O coordenador geral da Defesa Civil municipal, Coronel Edernald Arrison de Souza, que comandava a operação, em conjunto com a PM, foi quem explicou como o perigo apresentado pelo terreno forçava a remoção. Perguntado sobre a data do laudo que informava sobre o perigo ele respondeu que não tinha o dia exato, preferindo não arriscar um período.
A EMAE já tentara, por via judicial, a reintegração de posse, mas foi determinada uma ação conjunta da empresa, prefeitura e moradores para que eles pudessem ser realocados do terreno com apoio. Juliana Vanci apontou que “existia o compromisso da prefeitura de fazer o atendimento dessas famílias na Ponte dos Remédios. Nunca mais e falou sobre isso e parece que existe, inclusive, um recuo da prefeitura. Essas famílias estão cadastradas e estão no perímetro, elas têm o direito e a prioridade de atendimento na Ponte dos Remédios. Aqueles apartamentos devem ser considerados prioridades para essas famílias”.
Juliana se refere ao projeto “Conjunto Ponte dos Remédios”, do escritório H+F Arquitetos, que busca “atender a famílias situadas em áreas de risco nas proximidades, o projeto prevê a ocupação das antigas instalações da Siderúrgica Barra Mansa, situada à margens do rio Tietê junto à Ponte dos Remédios, em uma região amplamente servida por infra-estruturas de transporte e logística. Esta iniciativa acompanha o processo de transformação das antigas plantas industriais do entorno em edifícios de habitação e serviços, valendo-se de altos índices de aproveitamento do solo”. Esse projeto, que se arrasta desde 2010, recebeu financiamento do Fundo Municipal de Saneamento (FMSAI) e tem previsão de conclusão em 2019. São previstas duas torres, totalizando 181 apartamentos que variam entre 53m² e 54m².
Mesmo com os laudos disponíveis desde 2018 os moradores ainda não tiveram acesso a justificativa que levou a prefeitura a agir de maneira emergencial, descumprindo a decisão judicial que determinara a ação conjunta entre as três partes.
Os direitos roubados das crianças
A professora Graciana de Souza Brune, foi uma das primeiras pessoas a solicitar ajuda externa, de coletivos de mídia e direitos humanos. Graça, como é conhecida pelas crianças e comunidade, é uma dessas professoras que ama seus alunos e participa da vida deles dentro e fora da sala de aula.
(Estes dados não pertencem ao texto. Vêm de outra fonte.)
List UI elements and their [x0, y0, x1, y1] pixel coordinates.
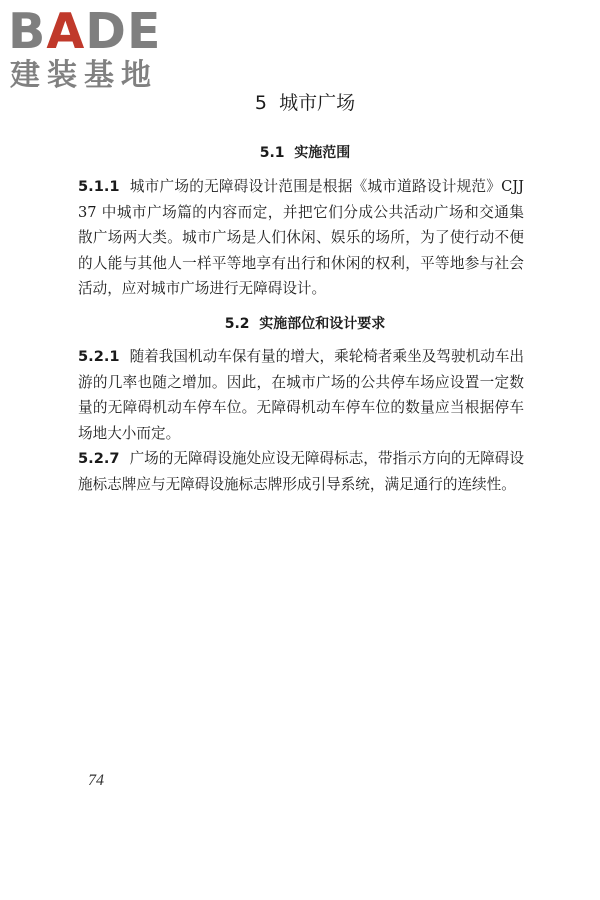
- watermark-logo: [8, 4, 178, 94]
- clause-text: 城市广场的无障碍设计范围是根据《城市道路设计规范》CJJ 37 中城市广场篇的内容而定，并把它们分成公共活动广场和交通集散广场两大类。城市广场是人们休闲、娱乐的场所，为了使行动不便的人能与其他人一样平等地享有出行和休闲的权利，平等地参与社会活动，应对城市广场进行无障碍设计。: [78, 178, 524, 297]
- clause-number: 5.1.1: [78, 178, 120, 195]
- clause-paragraph: [78, 174, 524, 302]
- watermark-brand-a: A: [46, 3, 86, 60]
- clause-paragraph: [78, 446, 524, 497]
- watermark-subtitle: 建装基地: [10, 58, 158, 93]
- watermark-brand-b: B: [8, 3, 47, 60]
- section-title: 5.2 实施部位和设计要求: [224, 316, 386, 332]
- watermark-brand-de: DE: [85, 3, 162, 60]
- clause-number: 5.2.7: [78, 450, 120, 467]
- clause-number: 5.2.1: [78, 348, 120, 365]
- page-number: 74: [88, 772, 104, 789]
- clause-text: 随着我国机动车保有量的增大，乘轮椅者乘坐及驾驶机动车出游的几率也随之增加。因此，在城市广场的公共停车场应设置一定数量的无障碍机动车停车位。无障碍机动车停车位的数量应当根据停车场地大小而定。: [78, 348, 524, 442]
- clause-paragraph: [78, 344, 524, 446]
- chapter-title: 5 城市广场: [254, 92, 356, 114]
- section-title: 5.1 实施范围: [259, 145, 351, 161]
- clause-text: 广场的无障碍设施处应设无障碍标志，带指示方向的无障碍设施标志牌应与无障碍设施标志牌形成引导系统，满足通行的连续性。: [78, 450, 524, 493]
- watermark-brand: [8, 4, 161, 60]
Crianças, adultos e idosos da comunidade Jardim. Humaitá não possuem água encanada, esgoto tratado, luz, endereço e muito menos dignidade humana. São pessoas que sofrem todos os dias com o fato de serem inexistentes para o governo e também para uma boa parte da sociedade, que simplesmente não os enxergam, passam ali todos os dias, mas não há se quer um olhar para a realidade alheia. São seres humanos que têm seus direitos roubados todos os dias.
Mas, cada uma das pessoas que moram na comunidade Jardim Humaitá pagam impostos, a cada litro de leite que compram, metade do dinheiro é imposto, o mesmo que todo mundo paga. São merecedores de direitos básicos para a dignidade humana, mas todos os dias são roubados desses direitos.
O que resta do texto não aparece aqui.